Tonally, I really like what Zuck is doing here. Like his previously featured film, A Song For your Mixtape, it feels undeniably hip, yet also resonate. Similarly, like Mixtape it feels very “written”—but I don’t mean that in a bad way. Like the work of another young LGBT filmmaker I quite admire, James Sweeney, the dialogue is snappy and clever. Blue Sky is like the pilot for a hit CW show, but is, thankfully, not restricted by network language and/or nudity censors. Blue hair, tight jeans, cutoff tops—it’s millennial sexy (and, yes, I hate myself for typing that). It feels like the characters in Zuck’s film belong in the Hot Topic poster section next to the Twilight crew. And, no, that’s not an insult—Zuck knows the kind of film he’s making and straight up nails it.
One of the primary tenants of good sci-fi is how it uses extraordinary situations to explore common, human issues. Here, the focus is on the nature of relationships. When society goes to complete hell, do conventions even matter any more? Labels are discarded. There are no bisexuals or lesbians or gay people. Rather, there are just people. Survivors. And, the bonds you formulate—the people you connect with and love—no longer can be classified under traditional hierarchies.
“Even LGBT films can underrepresent or undervalue identities that don’t fit squarely within the L or the G.”
Zuck expands upon this idea, “Even LGBT films can underrepresent or undervalue identities that don’t fit squarely within the L or the G. The beauty of sci-fi is the paradox of extraordinary situations scratching the core of real human experience at a depth the mundane can’t reach. Real, existential questions asked with deadly urgency. Forget all the bullshit. What kind of person are you? What kind do you want to be? What, if anything, matters?”

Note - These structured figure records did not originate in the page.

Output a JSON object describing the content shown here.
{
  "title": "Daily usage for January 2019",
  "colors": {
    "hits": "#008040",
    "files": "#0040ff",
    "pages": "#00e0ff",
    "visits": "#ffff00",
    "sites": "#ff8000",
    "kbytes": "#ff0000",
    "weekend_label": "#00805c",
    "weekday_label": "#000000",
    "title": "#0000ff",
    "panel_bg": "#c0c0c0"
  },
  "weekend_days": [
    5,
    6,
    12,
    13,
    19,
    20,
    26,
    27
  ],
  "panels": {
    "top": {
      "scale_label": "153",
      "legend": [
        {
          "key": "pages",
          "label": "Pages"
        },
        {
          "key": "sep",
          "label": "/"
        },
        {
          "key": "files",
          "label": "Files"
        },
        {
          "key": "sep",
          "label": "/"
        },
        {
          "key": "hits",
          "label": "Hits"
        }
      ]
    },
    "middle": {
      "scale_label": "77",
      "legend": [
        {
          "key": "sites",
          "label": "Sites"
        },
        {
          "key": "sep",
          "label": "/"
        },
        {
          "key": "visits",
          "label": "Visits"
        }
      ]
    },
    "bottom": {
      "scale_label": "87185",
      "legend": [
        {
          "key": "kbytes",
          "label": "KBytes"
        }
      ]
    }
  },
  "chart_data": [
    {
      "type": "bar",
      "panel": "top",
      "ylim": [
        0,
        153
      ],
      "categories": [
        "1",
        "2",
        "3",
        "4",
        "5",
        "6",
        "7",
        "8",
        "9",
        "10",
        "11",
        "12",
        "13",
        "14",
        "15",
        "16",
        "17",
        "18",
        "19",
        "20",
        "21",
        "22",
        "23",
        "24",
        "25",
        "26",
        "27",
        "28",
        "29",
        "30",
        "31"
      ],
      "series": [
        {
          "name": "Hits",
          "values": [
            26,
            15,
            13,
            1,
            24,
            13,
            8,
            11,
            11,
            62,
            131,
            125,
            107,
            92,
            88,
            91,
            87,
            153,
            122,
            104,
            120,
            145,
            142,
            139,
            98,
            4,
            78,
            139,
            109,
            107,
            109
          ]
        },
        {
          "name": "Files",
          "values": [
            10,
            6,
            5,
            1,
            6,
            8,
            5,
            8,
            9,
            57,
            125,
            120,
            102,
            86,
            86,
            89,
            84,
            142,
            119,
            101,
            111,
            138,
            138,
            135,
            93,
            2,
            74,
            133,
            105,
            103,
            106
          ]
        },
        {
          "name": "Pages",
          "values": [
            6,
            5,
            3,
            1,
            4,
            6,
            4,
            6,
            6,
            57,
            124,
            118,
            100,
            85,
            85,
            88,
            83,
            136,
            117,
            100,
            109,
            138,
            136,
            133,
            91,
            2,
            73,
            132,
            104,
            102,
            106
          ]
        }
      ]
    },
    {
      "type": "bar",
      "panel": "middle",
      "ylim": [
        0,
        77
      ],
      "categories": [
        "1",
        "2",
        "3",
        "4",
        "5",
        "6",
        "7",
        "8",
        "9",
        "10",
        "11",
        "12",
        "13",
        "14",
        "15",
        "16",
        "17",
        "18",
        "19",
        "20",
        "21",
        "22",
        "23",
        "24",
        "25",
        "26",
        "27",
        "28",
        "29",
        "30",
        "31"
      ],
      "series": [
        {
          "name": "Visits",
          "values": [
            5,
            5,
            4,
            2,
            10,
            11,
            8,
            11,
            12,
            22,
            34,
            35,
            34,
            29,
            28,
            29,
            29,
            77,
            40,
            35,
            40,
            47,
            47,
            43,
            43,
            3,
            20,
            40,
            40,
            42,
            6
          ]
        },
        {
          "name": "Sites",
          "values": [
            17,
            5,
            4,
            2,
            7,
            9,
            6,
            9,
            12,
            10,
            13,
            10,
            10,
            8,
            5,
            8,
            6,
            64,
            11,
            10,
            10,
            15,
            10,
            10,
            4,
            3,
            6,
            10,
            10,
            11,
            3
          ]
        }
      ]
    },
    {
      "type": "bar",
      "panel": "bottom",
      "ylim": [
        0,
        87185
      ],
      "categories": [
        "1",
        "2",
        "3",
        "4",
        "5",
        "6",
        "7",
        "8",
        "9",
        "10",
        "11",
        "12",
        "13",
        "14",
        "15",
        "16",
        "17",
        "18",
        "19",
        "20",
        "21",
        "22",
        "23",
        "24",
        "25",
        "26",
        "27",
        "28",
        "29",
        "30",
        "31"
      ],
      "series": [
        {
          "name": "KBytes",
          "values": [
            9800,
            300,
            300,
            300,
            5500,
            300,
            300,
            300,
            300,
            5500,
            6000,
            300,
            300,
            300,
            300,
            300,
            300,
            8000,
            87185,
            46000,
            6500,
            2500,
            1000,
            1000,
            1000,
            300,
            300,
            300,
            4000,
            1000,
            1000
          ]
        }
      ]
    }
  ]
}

Zuck and his team shot with a crew of roughly 10 people out in the desert (small for a production this polished and ambitious). A special kudos to cinematographer John Wakayama Carey for crafting the film’s sumptuous, stylized visuals. Vast landscapes of golden sand are complemented by night-sequences featuring hot pinks and electric blues.

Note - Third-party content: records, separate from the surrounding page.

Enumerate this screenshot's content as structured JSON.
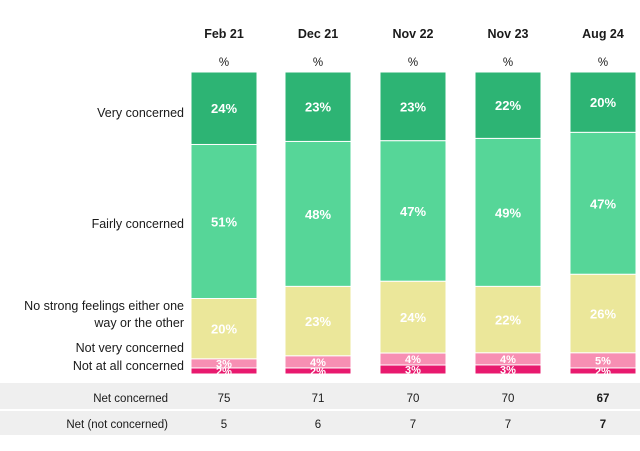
{
  "chart_data": {
    "type": "bar",
    "stacked": true,
    "categories": [
      "Feb 21",
      "Dec 21",
      "Nov 22",
      "Nov 23",
      "Aug 24"
    ],
    "unit_label": "%",
    "series": [
      {
        "name": "Very concerned",
        "color": "#2db474",
        "values": [
          24,
          23,
          23,
          22,
          20
        ],
        "labels": [
          "24%",
          "23%",
          "23%",
          "22%",
          "20%"
        ]
      },
      {
        "name": "Fairly concerned",
        "color": "#56d698",
        "values": [
          51,
          48,
          47,
          49,
          47
        ],
        "labels": [
          "51%",
          "48%",
          "47%",
          "49%",
          "47%"
        ]
      },
      {
        "name": "No strong feelings either one way or the other",
        "color": "#ebe79a",
        "values": [
          20,
          23,
          24,
          22,
          26
        ],
        "labels": [
          "20%",
          "23%",
          "24%",
          "22%",
          "26%"
        ]
      },
      {
        "name": "Not very concerned",
        "color": "#f78fb3",
        "values": [
          3,
          4,
          4,
          4,
          5
        ],
        "labels": [
          "3%",
          "4%",
          "4%",
          "4%",
          "5%"
        ]
      },
      {
        "name": "Not at all concerned",
        "color": "#e8196e",
        "values": [
          2,
          2,
          3,
          3,
          2
        ],
        "labels": [
          "2%",
          "2%",
          "3%",
          "3%",
          "2%"
        ]
      }
    ],
    "legend": "left, category labels aligned to segments"
  },
  "net_table": {
    "rows": [
      {
        "label": "Net concerned",
        "values": [
          "75",
          "71",
          "70",
          "70",
          "67"
        ]
      },
      {
        "label": "Net (not concerned)",
        "values": [
          "5",
          "6",
          "7",
          "7",
          "7"
        ]
      }
    ],
    "bold_last_column": true
  }
}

Is this film for everyone? No. I’ll concede that the parts in the middle might be a bit slow for less patient viewers and some of character-work didn’t land for me (there’s a long monologue in the middle that felt a bit forced), but despite my qualms, it’s easy to see that Zuck is a filmmaker with a rising star: he has a distinct style and a modern voice. We’re eager to see what he tackles next. According to Zuck, he’s hard at work developing a feature film based on one of his previous shorts, Stay. As he describes it, “it’s a kind of gay punk noir about a kid who invites his ex-boyfriend on a road trip to the Florida Keys, never mentioning that their weekend getaway is actually a dangerous drug deal. A story based on my own life.” Sounds intriguing, indeed!